I think I included a note in the workflow?
You can just change to SDPA in Florence node instead of Flash Attention. It will take very slightly longer for the Florence part but really not bad.
Thanks, this works great except I had to bypass Sage. Are we stuck with landscape or does it support portrait resolutions?
Yes you can do portrait, but it only supports resolutions from 704 to 1280. So you get kind of an odd aspect ratio compared to what you're used to but it can work. I have an update for this workflow that helps to automate that, just seeing if I can improve any further before posting.
Not sure what kind of voodoo black magic you guys are using to get Sage working on Windows but it ain't working out for me. I think I need to just reinstall Comfy from scratch if I want the speed increase. Ugh.
Sage can be a real pain. But a nice speedup! Definitely try to follow the guides floating around.
BTW, thanks for your posts, great stuff!
@EnragedAntelope I'll give it a shot this weekend when I have more free time to start from scratch. Thanks.
@EnragedAntelope Ok, after a lot of pain and suffering I think I have my new install working with Sage. Still testing but now it's showing 18.x s/it. Is that about right? It looks like it's going down as it runs, now it's 17.8 s/it showing at %35. Seems stuck at 17.81 s/it, won't go lower.
@EnragedAntelope So after about 5 runs, it looks like my generation times have decreased from 26+ minutes to slightly under 12 minutes with Triton/Sage.
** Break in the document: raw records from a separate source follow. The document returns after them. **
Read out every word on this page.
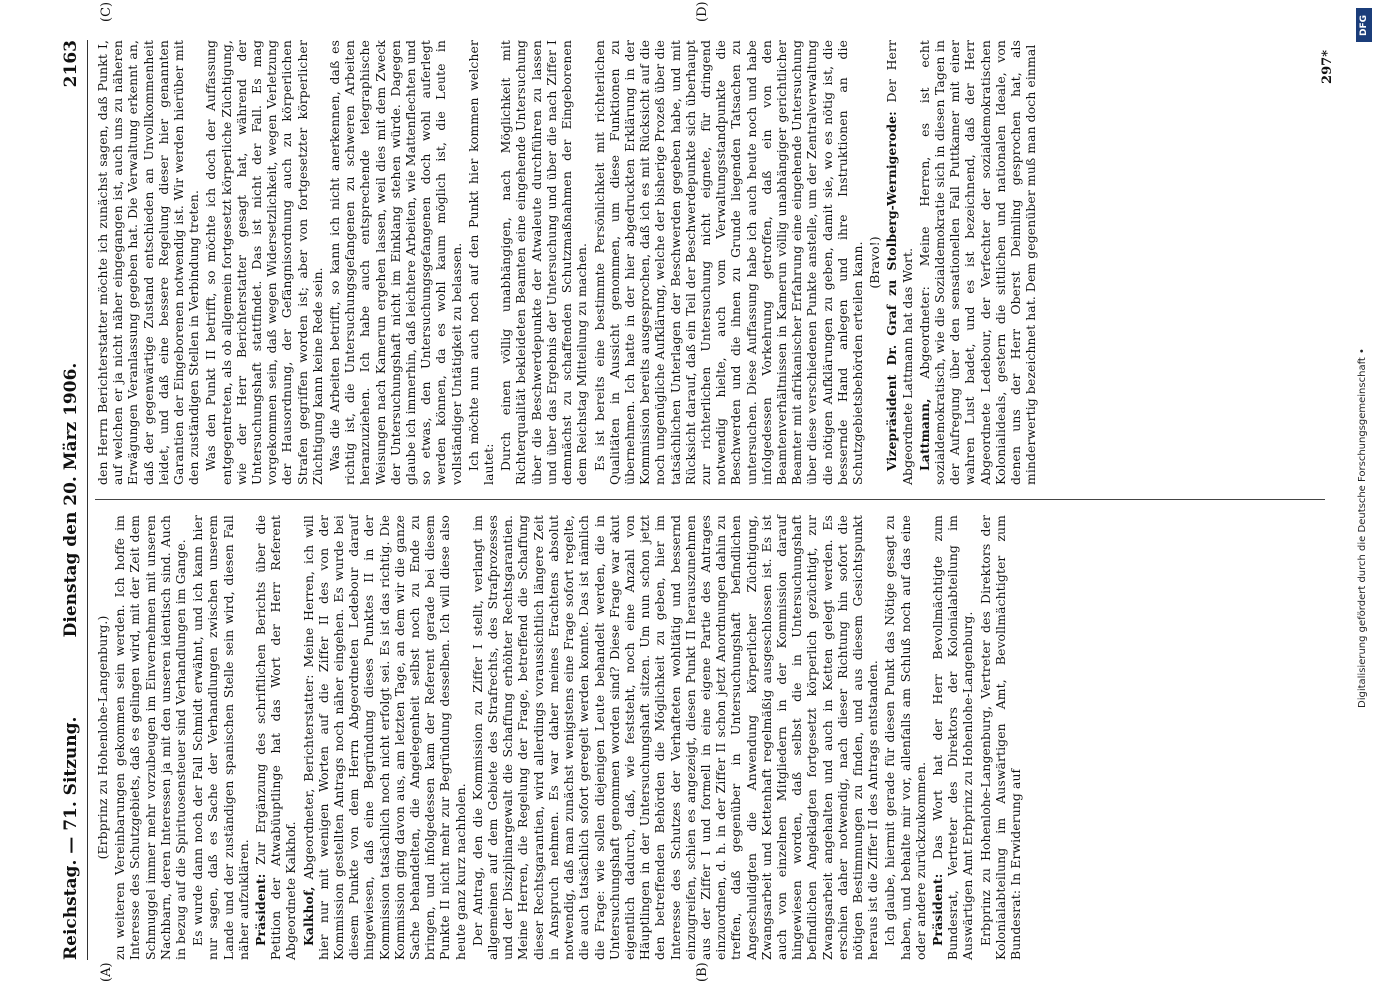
Reichstag. — 71. Sitzung.
Dienstag den 20. März 1906.
2163
(A)	(B)
(C)	(D)

(Erbprinz zu Hohenlohe-Langenburg.) zu weiteren Vereinbarungen gekommen sein werden. Ich hoffe im Interesse des Schutzgebiets, daß es gelingen wird, mit der Zeit dem Schmuggel immer mehr vorzubeugen im Einvernehmen mit unseren Nachbarn, deren Interessen ja mit den unseren identisch sind. Auch in bezug auf die Spirituosensteuer sind Verhandlungen im Gange. Es wurde dann noch der Fall Schmidt erwähnt, und ich kann hier nur sagen, daß es Sache der Verhandlungen zwischen unserem Lande und der zuständigen spanischen Stelle sein wird, diesen Fall näher aufzuklären. Präsident: Zur Ergänzung des schriftlichen Berichts über die Petition der Atwabüuptlinge hat das Wort der Herr Referent Abgeordnete Kalkhof. Kalkhof, Abgeordneter, Berichterstatter: Meine Herren, ich will hier nur mit wenigen Worten auf die Ziffer II des von der Kommission gestellten Antrags noch näher eingehen. Es wurde bei diesem Punkte von dem Herrn Abgeordneten Ledebour darauf hingewiesen, daß eine Begründung dieses Punktes II in der Kommission tatsächlich noch nicht erfolgt sei. Es ist das richtig. Die Kommission ging davon aus, am letzten Tage, an dem wir die ganze Sache behandelten, die Angelegenheit selbst noch zu Ende zu bringen, und infolgedessen kam der Referent gerade bei diesem Punkte II nicht mehr zur Begründung desselben. Ich will diese also heute ganz kurz nachholen. Der Antrag, den die Kommission zu Ziffer I stellt, verlangt im allgemeinen auf dem Gebiete des Strafrechts, des Strafprozesses und der Disziplinargewalt die Schaffung erhöhter Rechtsgarantien. Meine Herren, die Regelung der Frage, betreffend die Schaffung dieser Rechtsgarantien, wird allerdings voraussichtlich längere Zeit in Anspruch nehmen. Es war daher meines Erachtens absolut notwendig, daß man zunächst wenigstens eine Frage sofort regelte, die auch tatsächlich sofort geregelt werden konnte. Das ist nämlich die Frage: wie sollen diejenigen Leute behandelt werden, die in Untersuchungshaft genommen worden sind? Diese Frage war akut eigentlich dadurch, daß, wie feststeht, noch eine Anzahl von Häuptlingen in der Untersuchungshaft sitzen. Um nun schon jetzt den betreffenden Behörden die Möglichkeit zu geben, hier im Interesse des Schutzes der Verhafteten wohltätig und bessernd einzugreifen, schien es angezeigt, diesen Punkt II herauszunehmen aus der Ziffer I und formell in eine eigene Partie des Antrages einzuordnen, d. h. in der Ziffer II schon jetzt Anordnungen dahin zu treffen, daß gegenüber in Untersuchungshaft befindlichen Angeschuldigten die Anwendung körperlicher Züchtigung, Zwangsarbeit und Kettenhaft regelmäßig ausgeschlossen ist. Es ist auch von einzelnen Mitgliedern in der Kommission darauf hingewiesen worden, daß selbst die in Untersuchungshaft befindlichen Angeklagten fortgesetzt körperlich gezüchtigt, zur Zwangsarbeit angehalten und auch in Ketten gelegt werden. Es erschien daher notwendig, nach dieser Richtung hin sofort die nötigen Bestimmungen zu finden, und aus diesem Gesichtspunkt heraus ist die Ziffer II des Antrags entstanden. Ich glaube, hiermit gerade für diesen Punkt das Nötige gesagt zu haben, und behalte mir vor, allenfalls am Schluß noch auf das eine oder andere zurückzukommen. Präsident: Das Wort hat der Herr Bevollmächtigte zum Bundesrat, Vertreter des Direktors der Kolonialabteilung im Auswärtigen Amt Erbprinz zu Hohenlohe-Langenburg. Erbprinz zu Hohenlohe-Langenburg, Vertreter des Direktors der Kolonialabteilung im Auswärtigen Amt, Bevollmächtigter zum Bundesrat: In Erwiderung auf

den Herrn Berichterstatter möchte ich zunächst sagen, daß Punkt I, auf welchen er ja nicht näher eingegangen ist, auch uns zu näheren Erwägungen Veranlassung gegeben hat. Die Verwaltung erkennt an, daß der gegenwärtige Zustand entschieden an Unvollkommenheit leidet, und daß eine bessere Regelung dieser hier genannten Garantien der Eingeborenen notwendig ist. Wir werden hierüber mit den zuständigen Stellen in Verbindung treten. Was den Punkt II betrifft, so möchte ich doch der Auffassung entgegentreten, als ob allgemein fortgesetzt körperliche Züchtigung, wie der Herr Berichterstatter gesagt hat, während der Untersuchungshaft stattfindet. Das ist nicht der Fall. Es mag vorgekommen sein, daß wegen Widersetzlichkeit, wegen Verletzung der Hausordnung, der Gefängnisordnung auch zu körperlichen Strafen gegriffen worden ist; aber von fortgesetzter körperlicher Züchtigung kann keine Rede sein. Was die Arbeiten betrifft, so kann ich nicht anerkennen, daß es richtig ist, die Untersuchungsgefangenen zu schweren Arbeiten heranzuziehen. Ich habe auch entsprechende telegraphische Weisungen nach Kamerun ergehen lassen, weil dies mit dem Zweck der Untersuchungshaft nicht im Einklang stehen würde. Dagegen glaube ich immerhin, daß leichtere Arbeiten, wie Mattenflechten und so etwas, den Untersuchungsgefangenen doch wohl auferlegt werden können, da es wohl kaum möglich ist, die Leute in vollständiger Untätigkeit zu belassen. Ich möchte nun auch noch auf den Punkt hier kommen welcher lautet: Durch einen völlig unabhängigen, nach Möglichkeit mit Richterqualität bekleideten Beamten eine eingehende Untersuchung über die Beschwerdepunkte der Atwaleute durchführen zu lassen und über das Ergebnis der Untersuchung und über die nach Ziffer I demnächst zu schaffenden Schutzmaßnahmen der Eingeborenen dem Reichstag Mitteilung zu machen. Es ist bereits eine bestimmte Persönlichkeit mit richterlichen Qualitäten in Aussicht genommen, um diese Funktionen zu übernehmen. Ich hatte in der hier abgedruckten Erklärung in der Kommission bereits ausgesprochen, daß ich es mit Rücksicht auf die noch ungenügliche Aufklärung, welche der bisherige Prozeß über die tatsächlichen Unterlagen der Beschwerden gegeben habe, und mit Rücksicht darauf, daß ein Teil der Beschwerdepunkte sich überhaupt zur richterlichen Untersuchung nicht eignete, für dringend notwendig hielte, auch vom Verwaltungsstandpunkte die Beschwerden und die ihnen zu Grunde liegenden Tatsachen zu untersuchen. Diese Auffassung habe ich auch heute noch und habe infolgedessen Vorkehrung getroffen, daß ein von den Beamtenverhältnissen in Kamerun völlig unabhängiger gerichtlicher Beamter mit afrikanischer Erfahrung eine eingehende Untersuchung über diese verschiedenen Punkte anstelle, um der Zentralverwaltung die nötigen Aufklärungen zu geben, damit sie, wo es nötig ist, die bessernde Hand anlegen und ihre Instruktionen an die Schutzgebietsbehörden erteilen kann. (Bravo!) Vizepräsident Dr. Graf zu Stolberg-Wernigerode: Der Herr Abgeordnete Lattmann hat das Wort. Lattmann, Abgeordneter: Meine Herren, es ist echt sozialdemokratisch, wie die Sozialdemokratie sich in diesen Tagen in der Aufregung über den sensationellen Fall Puttkamer mit einer wahren Lust badet, und es ist bezeichnend, daß der Herr Abgeordnete Ledebour, der Verfechter der sozialdemokratischen Kolonialideals, gestern die sittlichen und nationalen Ideale, von denen uns der Herr Oberst Deimling gesprochen hat, als minderwertig bezeichnet hat. Dem gegenüber muß man doch einmal	297*
DFG
Digitalisierung gefördert durch die Deutsche Forschungsgemeinschaft •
Thanks bro, you were right, it really was worth the hassle.
@yajukun Really happy you got it working! Sage will help with other workflows as well (you can add a Kijai sage attention model patcher after loading any flux/sdxl/ etc model to speed those up too - hot tip :) ).
That is a massive speed increase, really great to see.
https://old.reddit.com/r/StableDiffusion/comments/1h7hunp/how_to_run_hunyuanvideo_on_a_single_24gb_vram_card/ i got it working with the installation walkthrough in this post
@klapperklaus YES! That's the same post I followed, I did up to steps 4g. Thanks!